Seguramente alguna vez te ha pasado: estás dormido, de pronto te das cuenta de lo que ocurre a tu alrededor, pero no puedes moverte, hablar ni gritar. Esta experiencia, que puede resultar aterradora, se conoce como parálisis del sueño. Aunque muchas culturas la han relacionado con fenómenos sobrenaturales, la ciencia explica que ocurre cuando el cerebro despierta mientras el cuerpo aún permanece en un estado de sueño profundo, donde los músculos se encuentran temporalmente paralizados para evitar movimientos bruscos.

La parálisis del sueño no suele ser peligrosa, pero sí puede estar asociada con estrés, falta de descanso, horarios irregulares, consumo excesivo de cafeína o ansiedad. En algunos casos, también se relaciona con trastornos como la apnea del sueño.

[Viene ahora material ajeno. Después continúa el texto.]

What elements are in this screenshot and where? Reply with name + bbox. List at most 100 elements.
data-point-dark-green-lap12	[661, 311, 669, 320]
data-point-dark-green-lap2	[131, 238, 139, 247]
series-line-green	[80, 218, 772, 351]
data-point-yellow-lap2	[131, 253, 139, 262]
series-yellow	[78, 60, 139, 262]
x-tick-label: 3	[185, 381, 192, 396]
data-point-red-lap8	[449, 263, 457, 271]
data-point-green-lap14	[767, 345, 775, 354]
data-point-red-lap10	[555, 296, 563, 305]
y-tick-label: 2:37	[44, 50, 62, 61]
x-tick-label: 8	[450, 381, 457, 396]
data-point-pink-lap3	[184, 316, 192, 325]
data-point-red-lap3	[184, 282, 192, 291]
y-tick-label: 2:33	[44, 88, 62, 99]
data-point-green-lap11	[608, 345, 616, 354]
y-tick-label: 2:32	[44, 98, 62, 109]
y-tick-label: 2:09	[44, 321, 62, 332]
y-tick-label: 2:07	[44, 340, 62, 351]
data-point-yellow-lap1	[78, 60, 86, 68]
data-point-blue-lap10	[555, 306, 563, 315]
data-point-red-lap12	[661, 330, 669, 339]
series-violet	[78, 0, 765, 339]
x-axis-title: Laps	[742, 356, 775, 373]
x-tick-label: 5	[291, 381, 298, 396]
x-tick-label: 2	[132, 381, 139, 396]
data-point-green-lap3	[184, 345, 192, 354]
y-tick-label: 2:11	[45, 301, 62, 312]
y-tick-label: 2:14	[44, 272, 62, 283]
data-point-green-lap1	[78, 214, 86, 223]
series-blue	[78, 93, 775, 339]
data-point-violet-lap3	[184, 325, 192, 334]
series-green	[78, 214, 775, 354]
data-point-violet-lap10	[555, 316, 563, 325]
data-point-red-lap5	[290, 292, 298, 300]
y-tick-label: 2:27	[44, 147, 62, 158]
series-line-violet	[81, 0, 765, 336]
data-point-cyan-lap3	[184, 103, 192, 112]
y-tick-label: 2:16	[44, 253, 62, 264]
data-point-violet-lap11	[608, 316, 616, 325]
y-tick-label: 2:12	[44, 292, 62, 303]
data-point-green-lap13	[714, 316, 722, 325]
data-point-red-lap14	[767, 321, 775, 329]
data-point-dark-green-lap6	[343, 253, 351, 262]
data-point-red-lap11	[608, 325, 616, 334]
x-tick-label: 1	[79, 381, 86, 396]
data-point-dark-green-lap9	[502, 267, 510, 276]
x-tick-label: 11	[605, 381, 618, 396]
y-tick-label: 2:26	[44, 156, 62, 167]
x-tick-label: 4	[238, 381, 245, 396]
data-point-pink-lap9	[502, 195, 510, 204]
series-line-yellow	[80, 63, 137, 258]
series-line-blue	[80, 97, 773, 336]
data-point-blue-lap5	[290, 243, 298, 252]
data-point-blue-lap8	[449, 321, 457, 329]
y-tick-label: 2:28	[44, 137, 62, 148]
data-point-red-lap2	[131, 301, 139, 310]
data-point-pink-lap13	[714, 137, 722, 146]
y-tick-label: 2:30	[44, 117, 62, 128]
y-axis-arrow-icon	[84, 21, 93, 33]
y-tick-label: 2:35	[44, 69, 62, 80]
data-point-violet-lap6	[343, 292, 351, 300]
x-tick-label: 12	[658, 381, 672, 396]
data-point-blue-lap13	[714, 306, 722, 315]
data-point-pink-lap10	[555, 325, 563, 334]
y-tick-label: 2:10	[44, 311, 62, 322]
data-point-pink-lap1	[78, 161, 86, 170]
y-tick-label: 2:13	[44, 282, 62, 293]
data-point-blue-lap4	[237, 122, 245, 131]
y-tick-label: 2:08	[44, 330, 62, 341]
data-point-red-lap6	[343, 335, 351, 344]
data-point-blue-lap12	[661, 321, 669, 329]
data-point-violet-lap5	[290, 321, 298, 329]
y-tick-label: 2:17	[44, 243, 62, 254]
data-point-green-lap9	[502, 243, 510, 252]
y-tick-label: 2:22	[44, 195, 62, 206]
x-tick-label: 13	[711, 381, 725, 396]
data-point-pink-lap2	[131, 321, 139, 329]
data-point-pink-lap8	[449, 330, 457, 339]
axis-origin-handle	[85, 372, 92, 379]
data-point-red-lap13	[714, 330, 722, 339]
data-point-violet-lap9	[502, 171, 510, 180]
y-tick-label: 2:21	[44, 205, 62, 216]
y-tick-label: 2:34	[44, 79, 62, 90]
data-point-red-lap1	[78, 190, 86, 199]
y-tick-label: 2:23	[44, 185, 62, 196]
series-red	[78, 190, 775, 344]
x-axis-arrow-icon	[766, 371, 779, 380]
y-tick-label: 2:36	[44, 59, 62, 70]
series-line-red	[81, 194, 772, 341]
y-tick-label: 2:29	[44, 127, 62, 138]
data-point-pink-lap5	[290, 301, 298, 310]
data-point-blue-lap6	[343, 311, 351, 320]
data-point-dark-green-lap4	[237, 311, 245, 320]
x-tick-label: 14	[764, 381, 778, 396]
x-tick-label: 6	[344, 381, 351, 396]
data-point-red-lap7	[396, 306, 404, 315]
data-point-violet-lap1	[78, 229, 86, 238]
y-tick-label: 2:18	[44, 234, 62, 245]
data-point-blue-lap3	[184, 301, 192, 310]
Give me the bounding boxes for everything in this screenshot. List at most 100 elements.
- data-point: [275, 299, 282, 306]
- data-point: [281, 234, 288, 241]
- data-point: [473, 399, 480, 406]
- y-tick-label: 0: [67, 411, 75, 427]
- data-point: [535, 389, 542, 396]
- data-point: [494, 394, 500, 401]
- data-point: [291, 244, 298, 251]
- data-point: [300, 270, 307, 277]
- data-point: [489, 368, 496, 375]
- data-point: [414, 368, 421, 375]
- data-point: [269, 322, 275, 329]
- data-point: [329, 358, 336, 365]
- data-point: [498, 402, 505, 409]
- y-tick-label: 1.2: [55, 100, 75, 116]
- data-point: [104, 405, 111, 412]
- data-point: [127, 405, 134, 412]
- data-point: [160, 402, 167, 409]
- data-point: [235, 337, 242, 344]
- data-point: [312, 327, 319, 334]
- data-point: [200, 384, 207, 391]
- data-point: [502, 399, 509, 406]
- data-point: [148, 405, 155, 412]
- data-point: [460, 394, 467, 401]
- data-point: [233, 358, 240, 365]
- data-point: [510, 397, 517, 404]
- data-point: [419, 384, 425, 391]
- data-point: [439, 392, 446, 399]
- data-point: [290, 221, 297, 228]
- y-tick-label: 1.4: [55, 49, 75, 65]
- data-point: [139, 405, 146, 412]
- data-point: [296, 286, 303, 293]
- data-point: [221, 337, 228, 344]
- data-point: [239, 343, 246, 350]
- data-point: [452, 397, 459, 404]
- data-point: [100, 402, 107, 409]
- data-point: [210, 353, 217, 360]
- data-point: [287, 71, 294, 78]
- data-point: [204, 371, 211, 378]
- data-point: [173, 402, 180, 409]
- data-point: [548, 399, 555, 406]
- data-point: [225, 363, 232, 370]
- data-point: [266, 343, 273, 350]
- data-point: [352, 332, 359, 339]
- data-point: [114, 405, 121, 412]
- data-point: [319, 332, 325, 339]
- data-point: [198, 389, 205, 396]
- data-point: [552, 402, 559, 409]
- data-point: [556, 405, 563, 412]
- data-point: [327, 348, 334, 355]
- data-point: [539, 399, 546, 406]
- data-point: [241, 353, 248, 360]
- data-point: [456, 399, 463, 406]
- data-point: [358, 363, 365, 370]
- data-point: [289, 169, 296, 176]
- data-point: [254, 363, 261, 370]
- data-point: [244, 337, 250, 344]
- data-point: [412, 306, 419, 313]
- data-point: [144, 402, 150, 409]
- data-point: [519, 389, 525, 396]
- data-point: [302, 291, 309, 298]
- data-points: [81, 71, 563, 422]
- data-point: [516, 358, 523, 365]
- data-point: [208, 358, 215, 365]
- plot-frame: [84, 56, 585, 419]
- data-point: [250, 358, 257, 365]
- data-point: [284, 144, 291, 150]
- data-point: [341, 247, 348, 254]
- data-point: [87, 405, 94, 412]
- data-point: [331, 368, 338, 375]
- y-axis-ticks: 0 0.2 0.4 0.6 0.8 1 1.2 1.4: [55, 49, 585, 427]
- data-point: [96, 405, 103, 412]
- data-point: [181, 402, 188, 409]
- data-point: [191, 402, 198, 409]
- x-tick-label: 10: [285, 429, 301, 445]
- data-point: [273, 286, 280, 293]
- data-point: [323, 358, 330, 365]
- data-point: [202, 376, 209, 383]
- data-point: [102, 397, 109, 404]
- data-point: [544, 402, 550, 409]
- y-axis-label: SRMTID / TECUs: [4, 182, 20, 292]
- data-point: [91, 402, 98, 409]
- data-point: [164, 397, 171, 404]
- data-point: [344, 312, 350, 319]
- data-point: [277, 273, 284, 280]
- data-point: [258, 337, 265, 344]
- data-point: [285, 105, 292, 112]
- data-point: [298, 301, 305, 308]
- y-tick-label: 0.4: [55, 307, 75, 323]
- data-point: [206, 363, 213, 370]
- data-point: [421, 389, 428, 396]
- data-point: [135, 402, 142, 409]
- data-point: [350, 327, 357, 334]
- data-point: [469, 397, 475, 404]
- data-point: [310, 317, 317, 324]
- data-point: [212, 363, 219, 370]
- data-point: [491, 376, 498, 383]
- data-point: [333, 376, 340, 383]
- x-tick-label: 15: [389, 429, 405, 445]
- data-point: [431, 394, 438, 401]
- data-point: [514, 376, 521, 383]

El primer paso para controlarla es mejorar los hábitos de descanso: establecer un horario fijo para dormir, evitar el uso del celular antes de acostarse y mantener un ambiente relajante en la habitación. Además, existen remedios naturales que pueden ayudar a relajar el sistema nervioso y favorecer un sueño profundo y reparador.

Aquí algunas recetas útiles:

Receta 1: Infusión de valeriana y manzanilla

Ingredientes: 1 cucharadita de raíz de valeriana, 1 cucharadita de flores de manzanilla, 250 ml de agua.

Preparación: Hervir el agua, añadir las hierbas y reposar 10 minutos. Colar antes de beber.

Uso: Tomar una taza 30 minutos antes de dormir. Favorece la relajación y el sueño profundo.

Receta 2: Leche tibia con miel

Ingredientes: 1 vaso de leche (puede ser vegetal), 1 cucharadita de miel.

Preparación: Calentar la leche, añadir la miel y mezclar bien.

Uso: Beber antes de acostarse. Ayuda a calmar la mente y reducir la ansiedad.

Receta 3: Baño relajante con lavanda

Ingredientes: 10 gotas de aceite esencial de lavanda, agua caliente para la bañera.

Preparación: Añadir las gotas de lavanda al agua.

Uso: Sumergirse durante 15 minutos antes de dormir. Relaja el cuerpo y disminuye la tensión acumulada.

La parálisis del sueño es una experiencia inquietante, pero al cuidar la higiene del sueño y apoyarse en remedios naturales, se puede reducir su frecuencia. Si los episodios son constantes, lo más recomendable es consultar con un especialista para descartar otras condiciones.